In routine histopathology, diagnosis of celiac disease may be challenging in patients presenting with non-specific duodenitis, Helicobacter infection, or olmesartan use. Therefore, we analyzed γδ IELs and CD3 + IELs in 12 selected patients, whose duodenal biopsy histology was reported to mimic celiac disease (Table 3). The results are shown in Table 3. Using the cutoff 6.5/100 for γδ-IELs, all cases fell below the cutoff suggesting the absence of celiac disease. In contrast, 7 of 12 could be considered suspicious for celiac disease because of CD3-IEL counts exceeding the commonly used cutoff 25/100. The quantitative IEL counts of CD mimics are compared to the other groups also in Fig. 2. Examples of duodenal mucosal CD3 and TCR γδ IHC stainings in a typical CD and a case of celiac mimic are shown in Fig. 5.

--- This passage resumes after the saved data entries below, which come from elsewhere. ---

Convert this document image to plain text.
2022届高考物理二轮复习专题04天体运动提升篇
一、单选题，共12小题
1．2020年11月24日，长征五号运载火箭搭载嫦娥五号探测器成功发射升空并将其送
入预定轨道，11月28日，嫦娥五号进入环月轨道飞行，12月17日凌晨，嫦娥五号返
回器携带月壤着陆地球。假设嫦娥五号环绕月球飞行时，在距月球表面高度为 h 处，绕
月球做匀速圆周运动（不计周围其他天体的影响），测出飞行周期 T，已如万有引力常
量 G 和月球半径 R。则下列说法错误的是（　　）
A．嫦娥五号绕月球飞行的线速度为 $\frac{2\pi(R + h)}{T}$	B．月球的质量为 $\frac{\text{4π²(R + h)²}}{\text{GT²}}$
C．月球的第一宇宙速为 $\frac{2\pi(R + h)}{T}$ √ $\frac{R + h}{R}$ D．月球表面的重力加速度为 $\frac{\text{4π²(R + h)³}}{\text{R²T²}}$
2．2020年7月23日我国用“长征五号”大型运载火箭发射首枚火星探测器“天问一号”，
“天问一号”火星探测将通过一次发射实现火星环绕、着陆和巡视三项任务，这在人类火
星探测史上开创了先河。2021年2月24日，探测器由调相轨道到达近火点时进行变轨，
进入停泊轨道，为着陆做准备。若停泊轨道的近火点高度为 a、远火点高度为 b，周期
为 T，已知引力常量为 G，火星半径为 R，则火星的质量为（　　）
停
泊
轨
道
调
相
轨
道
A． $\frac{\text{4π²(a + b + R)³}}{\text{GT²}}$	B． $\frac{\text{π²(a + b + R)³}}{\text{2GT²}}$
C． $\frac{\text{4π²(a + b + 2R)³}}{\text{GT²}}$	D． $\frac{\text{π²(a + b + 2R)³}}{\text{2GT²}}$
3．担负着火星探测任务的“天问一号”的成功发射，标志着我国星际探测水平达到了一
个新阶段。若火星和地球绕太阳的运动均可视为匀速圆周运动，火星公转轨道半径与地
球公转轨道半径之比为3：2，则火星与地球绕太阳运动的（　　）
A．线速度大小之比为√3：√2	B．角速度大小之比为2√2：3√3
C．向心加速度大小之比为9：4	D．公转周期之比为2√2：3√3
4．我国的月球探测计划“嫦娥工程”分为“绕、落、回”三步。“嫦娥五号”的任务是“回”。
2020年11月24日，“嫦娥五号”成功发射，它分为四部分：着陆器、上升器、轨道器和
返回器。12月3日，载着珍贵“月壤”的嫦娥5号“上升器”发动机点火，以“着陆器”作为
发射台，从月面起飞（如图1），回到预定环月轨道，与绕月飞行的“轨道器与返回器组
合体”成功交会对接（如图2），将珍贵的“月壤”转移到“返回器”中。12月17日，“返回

The main finding in our γδ-IEL FFPE biopsy IHC study was excellent specificity and sensitivity for celiac disease, which was also evident in patients on a GFD. In non-celiac controls, the mean γδ-IEL density was only 2/100, and in biopsies mimicking celiac disease histology it was 4/100. Thus, in clinical diagnostics very low γδ-IEL densities are indicative of conditions other than celiac disease even without using digital image analysis. Our results are in line or even better than numerous flow cytometric studies reporting sensitivity varying between 66 and 97% and specificity between 91 and 97% [24, reviewed in 12]. When using IHC of γδ-IELs on frozen sections, slightly lower specificity and sensitivity have been reported in one study [11]. Thus, our IHC on FFPE sections seems to yield similar or better diagnostic results than previously used methods. The advantage of IHC is the possibility to use standard immunohistochemical staining on FFPE biopsy sections, which are readily available in pathology laboratories.

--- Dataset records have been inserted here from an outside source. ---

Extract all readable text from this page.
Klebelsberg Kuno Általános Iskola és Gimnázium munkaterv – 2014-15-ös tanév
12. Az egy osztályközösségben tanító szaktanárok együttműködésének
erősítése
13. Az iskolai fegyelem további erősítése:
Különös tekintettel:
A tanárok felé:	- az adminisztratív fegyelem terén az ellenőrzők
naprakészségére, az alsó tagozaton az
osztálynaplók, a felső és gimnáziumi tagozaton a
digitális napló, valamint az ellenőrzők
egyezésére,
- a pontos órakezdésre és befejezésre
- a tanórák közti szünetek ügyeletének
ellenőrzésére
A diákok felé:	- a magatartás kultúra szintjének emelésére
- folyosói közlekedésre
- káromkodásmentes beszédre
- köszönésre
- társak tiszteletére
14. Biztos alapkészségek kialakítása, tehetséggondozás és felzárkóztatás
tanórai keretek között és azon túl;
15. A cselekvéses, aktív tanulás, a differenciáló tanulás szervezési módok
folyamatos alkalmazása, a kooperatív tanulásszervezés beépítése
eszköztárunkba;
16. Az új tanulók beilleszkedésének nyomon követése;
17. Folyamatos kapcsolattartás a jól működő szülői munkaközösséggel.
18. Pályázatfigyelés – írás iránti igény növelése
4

In addition to active celiac disease, we also observed slightly elevated γδ IEL densities in celiac patients who had been on a gluten-free diet for over 2 years. This suggests that even low amounts of inadvertent dietary gluten are sufficient to maintain the presence of γδ IELs. Alternatively, γδ IELs may be present in the villus epithelium as some kind of "memory cells" due to their invasion and abundance before the GFD. Biologically, it is surprising how little is known about the function of γδ-IELs at the molecular level. They are known to possess a regulatory function on gluten‐reactive helper T cells through the release of cytokines and growth factors, but more detailed knowledge of the functional properties remains obscure [25]. Whatever the pathogenetic explanation is, persistence γδ-IELs, also shown in a previous IHC study [19], could be a useful diagnostic feature when diagnosing celiac disease in patients who have been avoiding gluten before diagnostic work-up. In this situation, mucosal damage is usually partial, causing diagnostic uncertainty for villous atrophy. Elevated γδ IEL densities (> 6.5/100) favor the diagnosis of celiac disease irrespective of diet, as indicated by the high specificity and sensitivity. The pathogenetic relevance of higher γδ-IEL densities was evidenced by the significant correlation with Marsh–Oberhuber classification.

Analysis of γδ IELs in conditions histologically mimicking celiac disease provided information with potential differential diagnostic applicability. While CD3 + IELs could not distinguish mimics from a true CD very well, low γδ-IEL densities suggested the diagnosis other than CD in all 12 mimic cases studied. Although many more data sets are needed to establish this finding and the optimal cutoff, it is possible to speculate that H-41 γδ IEL IHC as an aid to the histologic classification of cases presenting with mild enteropathy [13, 26], as well as in patients negative for serum autoantibodies [24, 27].

In conclusion, we encourage researchers and pathology laboratories to test the new IHC method for γδ-IELs on FFPE biopsy materials to assist the diagnosis and classification of celiac disease. This new method may be useful in clinical diagnostics as well as in research, where archived paraffin blocks can now be studied. The utility of the new γδ IEL IHC assay in the diagnostics of pediatric celiac disease remains to be studied.